# ROG Owners, want Rog CPU-Z?



## fullinfusion (Dec 15, 2010)

Hey fellow ROG owners, I seen a fellow member running this Cpu-z utility.







Get it HERE before it's gone!

Ya gotta love the red!


----------



## Chicken Patty (Dec 15, 2010)

Got it, it's awesome.


----------



## fullinfusion (Dec 15, 2010)

Chicken Patty said:


> Got it, it's awesome.


Where the Hell ya been D?

I was thinking the sea took ya away! lol

I'm glad you like it.


----------



## Chicken Patty (Dec 15, 2010)

fullinfusion said:


> Where the Hell ya been D?
> 
> I was thinking the sea took ya away! lol
> 
> I'm glad you like it.



Super busy bro, keeping my mind active.   How you been Brad, I missed ya too


----------



## Jstn7477 (Dec 15, 2010)

Downloaded it. I'm a Crosshair III Formula owner.


----------



## fullinfusion (Dec 15, 2010)

Jstn7477 said:


> Downloaded it.
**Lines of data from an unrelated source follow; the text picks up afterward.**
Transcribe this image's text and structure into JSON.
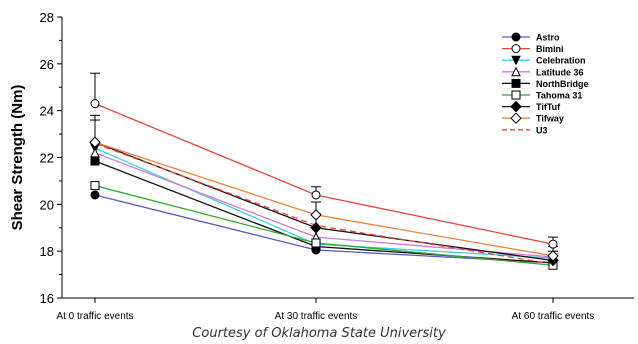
{
  "chart_data": {
    "type": "line",
    "ylabel": "Shear Strength (Nm)",
    "xlabel": "",
    "ylim": [
      16,
      28
    ],
    "yticks": [
      "16",
      "18",
      "20",
      "22",
      "24",
      "26",
      "28"
    ],
    "categories": [
      "At 0 traffic events",
      "At 30 traffic events",
      "At 60 traffic events"
    ],
    "grid": false,
    "legend_position": "top-right",
    "series": [
      {
        "name": "Astro",
        "values": [
          20.4,
          18.05,
          17.5
        ],
        "color": "#5a5ad8",
        "marker": "filled-circle",
        "dash": false
      },
      {
        "name": "Bimini",
        "values": [
          24.3,
          20.4,
          18.3
        ],
        "color": "#e8463c",
        "marker": "open-circle",
        "dash": false
      },
      {
        "name": "Celebration",
        "values": [
          22.4,
          18.3,
          17.7
        ],
        "color": "#39d3e0",
        "marker": "filled-triangle-down",
        "dash": false
      },
      {
        "name": "Latitude 36",
        "values": [
          22.2,
          18.6,
          17.75
        ],
        "color": "#d07ad8",
        "marker": "open-triangle-up",
        "dash": false
      },
      {
        "name": "NorthBridge",
        "values": [
          21.85,
          18.2,
          17.5
        ],
        "color": "#111111",
        "marker": "filled-square",
        "dash": false
      },
      {
        "name": "Tahoma 31",
        "values": [
          20.8,
          18.35,
          17.4
        ],
        "color": "#2eaa2e",
        "marker": "open-square",
        "dash": false
      },
      {
        "name": "TifTuf",
        "values": [
          22.65,
          19.0,
          17.6
        ],
        "color": "#111111",
        "marker": "filled-diamond",
        "dash": false
      },
      {
        "name": "Tifway",
        "values": [
          22.65,
          19.55,
          17.8
        ],
        "color": "#f0823a",
        "marker": "open-diamond",
        "dash": false
      },
      {
        "name": "U3",
        "values": [
          22.6,
          19.1,
          17.45
        ],
        "color": "#e8463c",
        "marker": "none",
        "dash": true
      }
    ],
    "error_bars": [
      {
        "series": "Bimini",
        "upper": [
          25.6,
          20.75,
          18.6
        ]
      },
      {
        "series": "TifTuf",
        "upper": [
          23.8,
          19.6,
          18.0
        ]
      },
      {
        "series": "Tifway",
        "upper": [
          23.6,
          20.1,
          18.2
        ]
      }
    ]
  },
  "caption": "Courtesy of Oklahoma State University"
}
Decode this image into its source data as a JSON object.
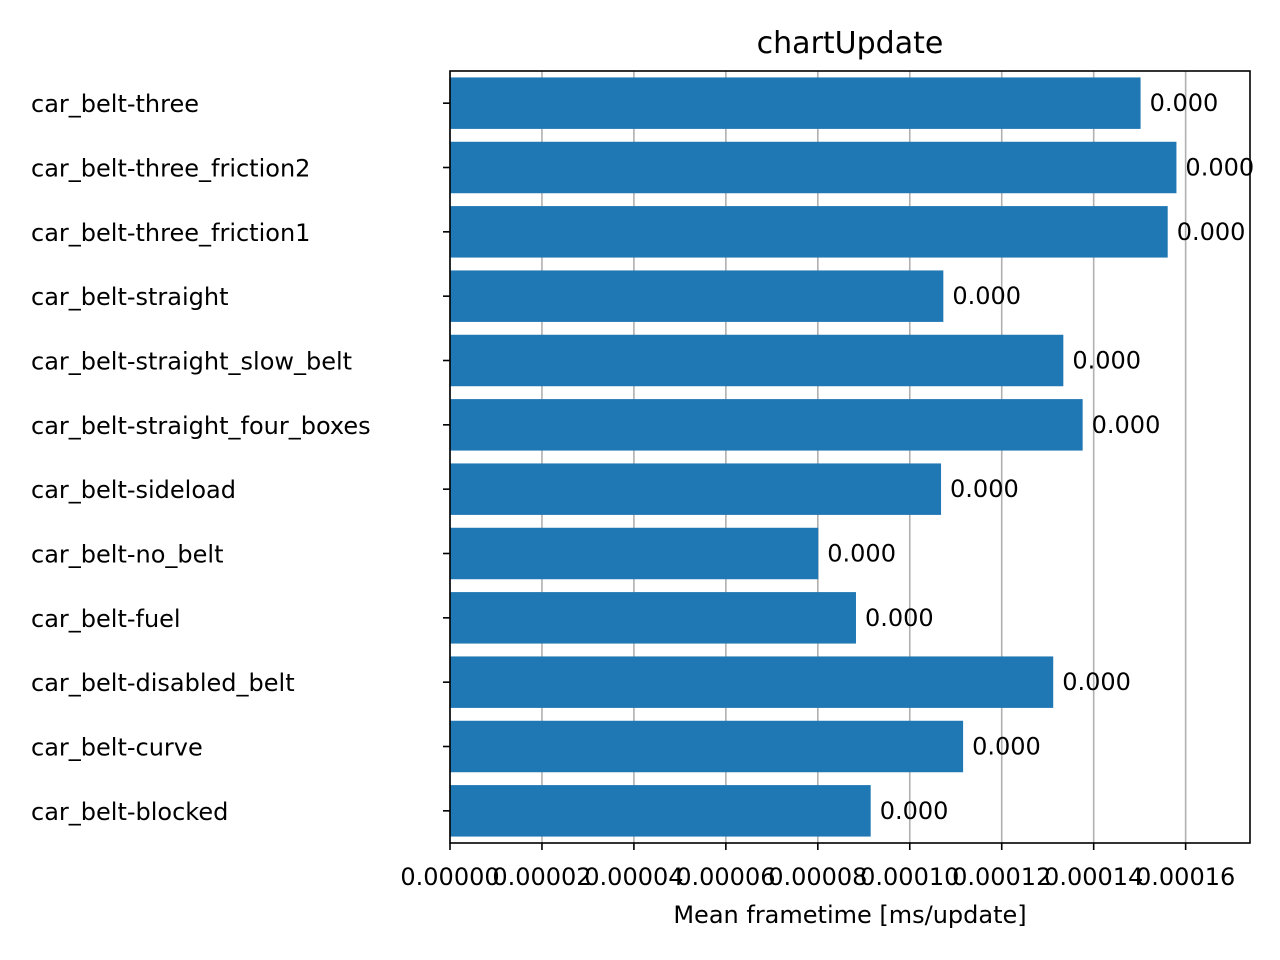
{
  "chart_data": {
    "type": "bar",
    "orientation": "horizontal",
    "title": "chartUpdate",
    "xlabel": "Mean frametime [ms/update]",
    "ylabel": "",
    "xlim": [
      0,
      0.000174
    ],
    "xticks": [
      0,
      2e-05,
      4e-05,
      6e-05,
      8e-05,
      0.0001,
      0.00012,
      0.00014,
      0.00016
    ],
    "xtick_labels": [
      "0.00000",
      "0.00002",
      "0.00004",
      "0.00006",
      "0.00008",
      "0.00010",
      "0.00012",
      "0.00014",
      "0.00016"
    ],
    "grid": "x",
    "bar_color": "#1f77b4",
    "categories": [
      "car_belt-three",
      "car_belt-three_friction2",
      "car_belt-three_friction1",
      "car_belt-straight",
      "car_belt-straight_slow_belt",
      "car_belt-straight_four_boxes",
      "car_belt-sideload",
      "car_belt-no_belt",
      "car_belt-fuel",
      "car_belt-disabled_belt",
      "car_belt-curve",
      "car_belt-blocked"
    ],
    "values": [
      0.0001502,
      0.000158,
      0.0001561,
      0.0001073,
      0.0001334,
      0.0001376,
      0.0001068,
      8.01e-05,
      8.83e-05,
      0.0001312,
      0.0001116,
      9.15e-05
    ],
    "data_labels": [
      "0.000",
      "0.000",
      "0.000",
      "0.000",
      "0.000",
      "0.000",
      "0.000",
      "0.000",
      "0.000",
      "0.000",
      "0.000",
      "0.000"
    ]
  }
}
I'm a Crosshair III Formula owner.


Nice! hope ya like


----------



## fullinfusion (Dec 15, 2010)

Chicken Patty said:


> Super busy bro, keeping my mind active.   How you been Brad, I missed ya too


Fag, I been good! 

I haven't seen ya spamming the threads lately, so I was just wondering whats been going on... just curious bro heheheh

I was starting to think that big ass turbo in your ride took ya far away lol


----------



## Chicken Patty (Dec 15, 2010)

fullinfusion said:


> Fag, I been good!
> 
> I haven't seen ya spamming the threads lately, so I was just wondering whats been going on... just curious bro heheheh
> 
> I was starting to think that big ass turbo in your ride took ya far away lol



haha.  Just been busy with work and my own stuff bro.  I'm here though, I ain't going no where, just not spamming.  Good find on this though, looks great man.


----------



## fullinfusion (Dec 15, 2010)

Chicken Patty said:


> haha.  Just been busy with work and my own stuff bro.  I'm here though, I ain't going no where, just not spamming.  Good find on this though, looks great man.


Cool, I'm glad things are good there.

Merry Christmas


----------



## Chicken Patty (Dec 15, 2010)

fullinfusion said:


> Cool, I'm glad things are good there.
> 
> Merry Christmas



Same to you brotha.


----------